October 23, 2012 17:23 / 17 comments / algorithms python

I'm working on a little photography website for my Dad and thought it would be neat to extract color information from photographs. I tried a couple of different approaches before finding one that works pretty well. This approach uses k-means clustering to cluster the pixels in groups based on their color. The center of those resulting clusters are then the "dominant" colors. k-means is a great fit for this problem because it is (usually) fast. It has the caveat of requiring you to specify up-front how many clusters you want -- I found that it works well when I specified around 3.

A warning

I'm no expert on data-mining -- almost all my experience comes from reading Toby Segaran's excellent book Programming Collective Intelligence. In one of the first chapters Toby covers clustering algorithms, including a nice treatment of k-means, so if you want to really learn from an expert I'd suggest picking up a copy. You won't be disappointed.

How it works

The way I understand it to work is you start with a bunch of data points. For simplicity let's say they're numbers on a number-line. You want to group the numbers into "k" clusters, so pick "k" points randomly from the data to use as your "clusters".

Now loop over every point in the data and calculate its distance to each of the "k" clusters. Find the nearest cluster and associate that point with the cluster. When you've looped over all the points they should all be assigned to one of the "k" clusters. Now, for each cluster recalculate its center by averaging the distances of all the associated points and start over.

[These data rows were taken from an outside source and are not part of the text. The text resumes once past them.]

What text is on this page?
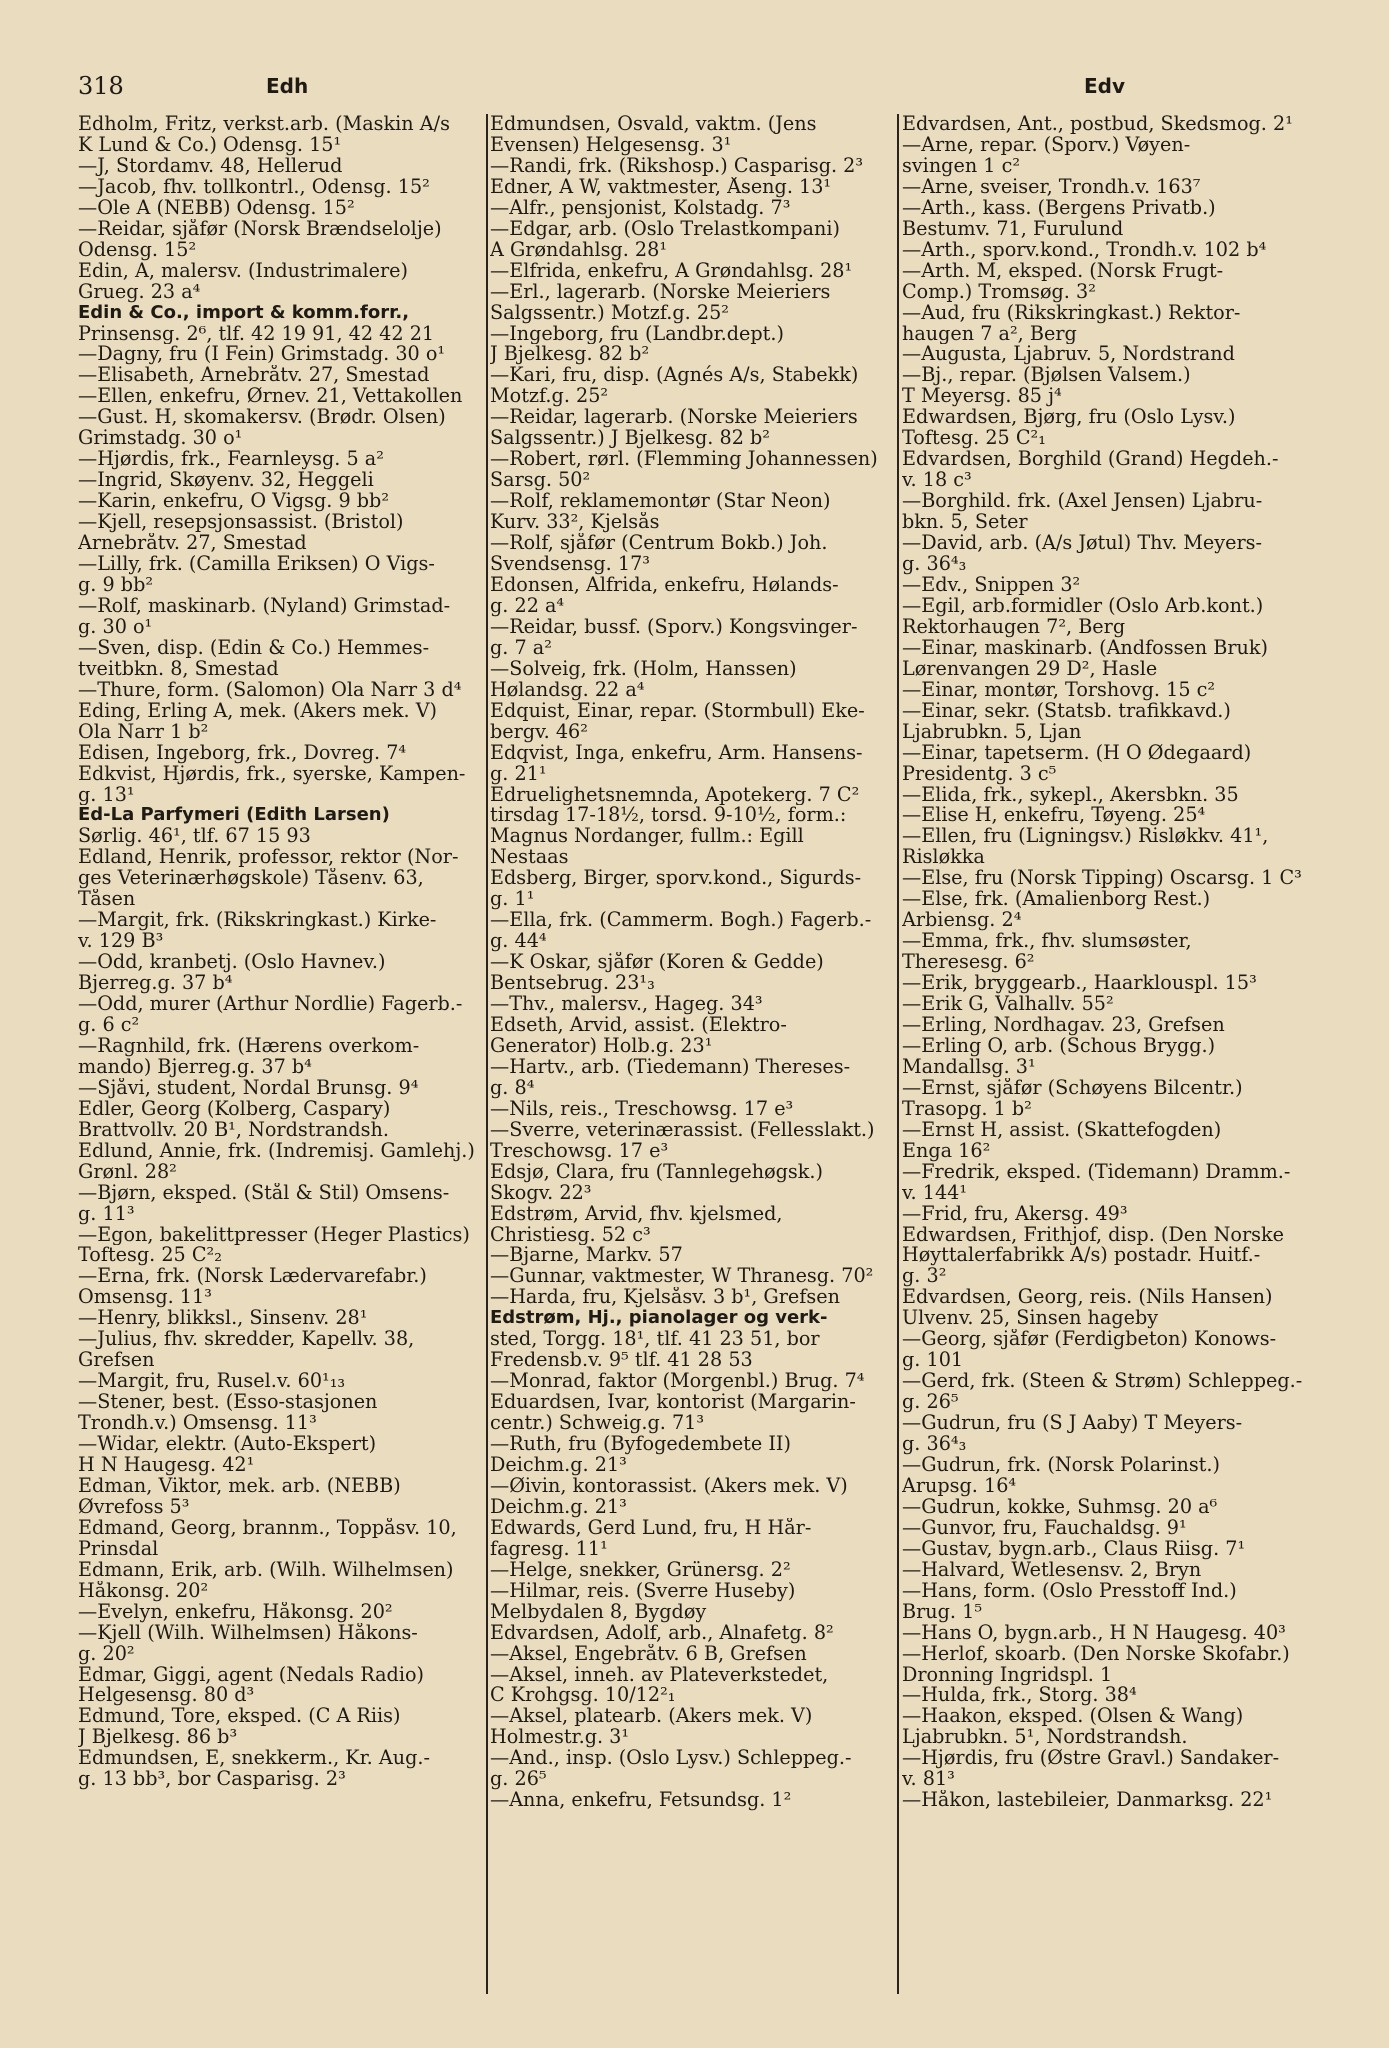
318	Edh	Edv
Edholm, Fritz, verkst.arb. (Maskin A/s
K Lund & Co.) Odensg. 15¹
—J, Stordamv. 48, Hellerud
—Jacob, fhv. tollkontrl., Odensg. 15²
—Ole A (NEBB) Odensg. 15²
—Reidar, sjåfør (Norsk Brændselolje)
Odensg. 15²
Edin, A, malersv. (Industrimalere)
Grueg. 23 a⁴
Edin & Co., import & komm.forr.,
Prinsensg. 2⁶, tlf. 42 19 91, 42 42 21
—Dagny, fru (I Fein) Grimstadg. 30 o¹
—Elisabeth, Arnebråtv. 27, Smestad
—Ellen, enkefru, Ørnev. 21, Vettakollen
—Gust. H, skomakersv. (Brødr. Olsen)
Grimstadg. 30 o¹
—Hjørdis, frk., Fearnleysg. 5 a²
—Ingrid, Skøyenv. 32, Heggeli
—Karin, enkefru, O Vigsg. 9 bb²
—Kjell, resepsjonsassist. (Bristol)
Arnebråtv. 27, Smestad
—Lilly, frk. (Camilla Eriksen) O Vigs-
g. 9 bb²
—Rolf, maskinarb. (Nyland) Grimstad-
g. 30 o¹
—Sven, disp. (Edin & Co.) Hemmes-
tveitbkn. 8, Smestad
—Thure, form. (Salomon) Ola Narr 3 d⁴
Eding, Erling A, mek. (Akers mek. V)
Ola Narr 1 b²
Edisen, Ingeborg, frk., Dovreg. 7⁴
Edkvist, Hjørdis, frk., syerske, Kampen-
g. 13¹
Ed-La Parfymeri (Edith Larsen)
Sørlig. 46¹, tlf. 67 15 93
Edland, Henrik, professor, rektor (Nor-
ges Veterinærhøgskole) Tåsenv. 63,
Tåsen
—Margit, frk. (Rikskringkast.) Kirke-
v. 129 B³
—Odd, kranbetj. (Oslo Havnev.)
Bjerreg.g. 37 b⁴
—Odd, murer (Arthur Nordlie) Fagerb.-
g. 6 c²
—Ragnhild, frk. (Hærens overkom-
mando) Bjerreg.g. 37 b⁴
—Sjåvi, student, Nordal Brunsg. 9⁴
Edler, Georg (Kolberg, Caspary)
Brattvollv. 20 B¹, Nordstrandsh.
Edlund, Annie, frk. (Indremisj. Gamlehj.)
Grønl. 28²
—Bjørn, eksped. (Stål & Stil) Omsens-
g. 11³
—Egon, bakelittpresser (Heger Plastics)
Toftesg. 25 C²₂
—Erna, frk. (Norsk Lædervarefabr.)
Omsensg. 11³
—Henry, blikksl., Sinsenv. 28¹
—Julius, fhv. skredder, Kapellv. 38,
Grefsen
—Margit, fru, Rusel.v. 60¹₁₃
—Stener, best. (Esso-stasjonen
Trondh.v.) Omsensg. 11³
—Widar, elektr. (Auto-Ekspert)
H N Haugesg. 42¹
Edman, Viktor, mek. arb. (NEBB)
Øvrefoss 5³
Edmand, Georg, brannm., Toppåsv. 10,
Prinsdal
Edmann, Erik, arb. (Wilh. Wilhelmsen)
Håkonsg. 20²
—Evelyn, enkefru, Håkonsg. 20²
—Kjell (Wilh. Wilhelmsen) Håkons-
g. 20²
Edmar, Giggi, agent (Nedals Radio)
Helgesensg. 80 d³
Edmund, Tore, eksped. (C A Riis)
J Bjelkesg. 86 b³
Edmundsen, E, snekkerm., Kr. Aug.-
g. 13 bb³, bor Casparisg. 2³
Edmundsen, Osvald, vaktm. (Jens
Evensen) Helgesensg. 3¹
—Randi, frk. (Rikshosp.) Casparisg. 2³
Edner, A W, vaktmester, Åseng. 13¹
—Alfr., pensjonist, Kolstadg. 7³
—Edgar, arb. (Oslo Trelastkompani)
A Grøndahlsg. 28¹
—Elfrida, enkefru, A Grøndahlsg. 28¹
—Erl., lagerarb. (Norske Meieriers
Salgssentr.) Motzf.g. 25²
—Ingeborg, fru (Landbr.dept.)
J Bjelkesg. 82 b²
—Kari, fru, disp. (Agnés A/s, Stabekk)
Motzf.g. 25²
—Reidar, lagerarb. (Norske Meieriers
Salgssentr.) J Bjelkesg. 82 b²
—Robert, rørl. (Flemming Johannessen)
Sarsg. 50²
—Rolf, reklamemontør (Star Neon)
Kurv. 33², Kjelsås
—Rolf, sjåfør (Centrum Bokb.) Joh.
Svendsensg. 17³
Edonsen, Alfrida, enkefru, Hølands-
g. 22 a⁴
—Reidar, bussf. (Sporv.) Kongsvinger-
g. 7 a²
—Solveig, frk. (Holm, Hanssen)
Hølandsg. 22 a⁴
Edquist, Einar, repar. (Stormbull) Eke-
bergv. 46²
Edqvist, Inga, enkefru, Arm. Hansens-
g. 21¹
Edruelighetsnemnda, Apotekerg. 7 C²
tirsdag 17-18½, torsd. 9-10½, form.:
Magnus Nordanger, fullm.: Egill
Nestaas
Edsberg, Birger, sporv.kond., Sigurds-
g. 1¹
—Ella, frk. (Cammerm. Bogh.) Fagerb.-
g. 44⁴
—K Oskar, sjåfør (Koren & Gedde)
Bentsebrug. 23¹₃
—Thv., malersv., Hageg. 34³
Edseth, Arvid, assist. (Elektro-
Generator) Holb.g. 23¹
—Hartv., arb. (Tiedemann) Thereses-
g. 8⁴
—Nils, reis., Treschowsg. 17 e³
—Sverre, veterinærassist. (Fellesslakt.)
Treschowsg. 17 e³
Edsjø, Clara, fru (Tannlegehøgsk.)
Skogv. 22³
Edstrøm, Arvid, fhv. kjelsmed,
Christiesg. 52 c³
—Bjarne, Markv. 57
—Gunnar, vaktmester, W Thranesg. 70²
—Harda, fru, Kjelsåsv. 3 b¹, Grefsen
Edstrøm, Hj., pianolager og verk-
sted, Torgg. 18¹, tlf. 41 23 51, bor
Fredensb.v. 9⁵ tlf. 41 28 53
—Monrad, faktor (Morgenbl.) Brug. 7⁴
Eduardsen, Ivar, kontorist (Margarin-
centr.) Schweig.g. 71³
—Ruth, fru (Byfogedembete II)
Deichm.g. 21³
—Øivin, kontorassist. (Akers mek. V)
Deichm.g. 21³
Edwards, Gerd Lund, fru, H Hår-
fagresg. 11¹
—Helge, snekker, Grünersg. 2²
—Hilmar, reis. (Sverre Huseby)
Melbydalen 8, Bygdøy
Edvardsen, Adolf, arb., Alnafetg. 8²
—Aksel, Engebråtv. 6 B, Grefsen
—Aksel, inneh. av Plateverkstedet,
C Krohgsg. 10/12²₁
—Aksel, platearb. (Akers mek. V)
Holmestr.g. 3¹
—And., insp. (Oslo Lysv.) Schleppeg.-
g. 26⁵
—Anna, enkefru, Fetsundsg. 1²
Edvardsen, Ant., postbud, Skedsmog. 2¹
—Arne, repar. (Sporv.) Vøyen-
svingen 1 c²
—Arne, sveiser, Trondh.v. 163⁷
—Arth., kass. (Bergens Privatb.)
Bestumv. 71, Furulund
—Arth., sporv.kond., Trondh.v. 102 b⁴
—Arth. M, eksped. (Norsk Frugt-
Comp.) Tromsøg. 3²
—Aud, fru (Rikskringkast.) Rektor-
haugen 7 a², Berg
—Augusta, Ljabruv. 5, Nordstrand
—Bj., repar. (Bjølsen Valsem.)
T Meyersg. 85 j⁴
Edwardsen, Bjørg, fru (Oslo Lysv.)
Toftesg. 25 C²₁
Edvardsen, Borghild (Grand) Hegdeh.-
v. 18 c³
—Borghild. frk. (Axel Jensen) Ljabru-
bkn. 5, Seter
—David, arb. (A/s Jøtul) Thv. Meyers-
g. 36⁴₃
—Edv., Snippen 3²
—Egil, arb.formidler (Oslo Arb.kont.)
Rektorhaugen 7², Berg
—Einar, maskinarb. (Andfossen Bruk)
Lørenvangen 29 D², Hasle
—Einar, montør, Torshovg. 15 c²
—Einar, sekr. (Statsb. trafikkavd.)
Ljabrubkn. 5, Ljan
—Einar, tapetserm. (H O Ødegaard)
Presidentg. 3 c⁵
—Elida, frk., sykepl., Akersbkn. 35
—Elise H, enkefru, Tøyeng. 25⁴
—Ellen, fru (Ligningsv.) Risløkkv. 41¹,
Risløkka
—Else, fru (Norsk Tipping) Oscarsg. 1 C³
—Else, frk. (Amalienborg Rest.)
Arbiensg. 2⁴
—Emma, frk., fhv. slumsøster,
Theresesg. 6²
—Erik, bryggearb., Haarklouspl. 15³
—Erik G, Valhallv. 55²
—Erling, Nordhagav. 23, Grefsen
—Erling O, arb. (Schous Brygg.)
Mandallsg. 3¹
—Ernst, sjåfør (Schøyens Bilcentr.)
Trasopg. 1 b²
—Ernst H, assist. (Skattefogden)
Enga 16²
—Fredrik, eksped. (Tidemann) Dramm.-
v. 144¹
—Frid, fru, Akersg. 49³
Edwardsen, Frithjof, disp. (Den Norske
Høyttalerfabrikk A/s) postadr. Huitf.-
g. 3²
Edvardsen, Georg, reis. (Nils Hansen)
Ulvenv. 25, Sinsen hageby
—Georg, sjåfør (Ferdigbeton) Konows-
g. 101
—Gerd, frk. (Steen & Strøm) Schleppeg.-
g. 26⁵
—Gudrun, fru (S J Aaby) T Meyers-
g. 36⁴₃
—Gudrun, frk. (Norsk Polarinst.)
Arupsg. 16⁴
—Gudrun, kokke, Suhmsg. 20 a⁶
—Gunvor, fru, Fauchaldsg. 9¹
—Gustav, bygn.arb., Claus Riisg. 7¹
—Halvard, Wetlesensv. 2, Bryn
—Hans, form. (Oslo Presstoff Ind.)
Brug. 1⁵
—Hans O, bygn.arb., H N Haugesg. 40³
—Herlof, skoarb. (Den Norske Skofabr.)
Dronning Ingridspl. 1
—Hulda, frk., Storg. 38⁴
—Haakon, eksped. (Olsen & Wang)
Ljabrubkn. 5¹, Nordstrandsh.
—Hjørdis, fru (Østre Gravl.) Sandaker-
v. 81³
—Håkon, lastebileier, Danmarksg. 22¹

When the centers stop moving very much you can stop looping. You will end up with something like this -- the points are colored based on what "cluster" they are in and the dark-black circles indicate the centers of each cluster.

K-Means

Applying it to photographs

The neat thing about this algorithm is, since it relies only on a simple distance calculation, you can extend it out to multi-dimensional data. Color is often represented using 3 channels, Red, Green, and Blue. So what I did was treat all the pixels in the image like points on a 3-dimensional space. That's all there was to it!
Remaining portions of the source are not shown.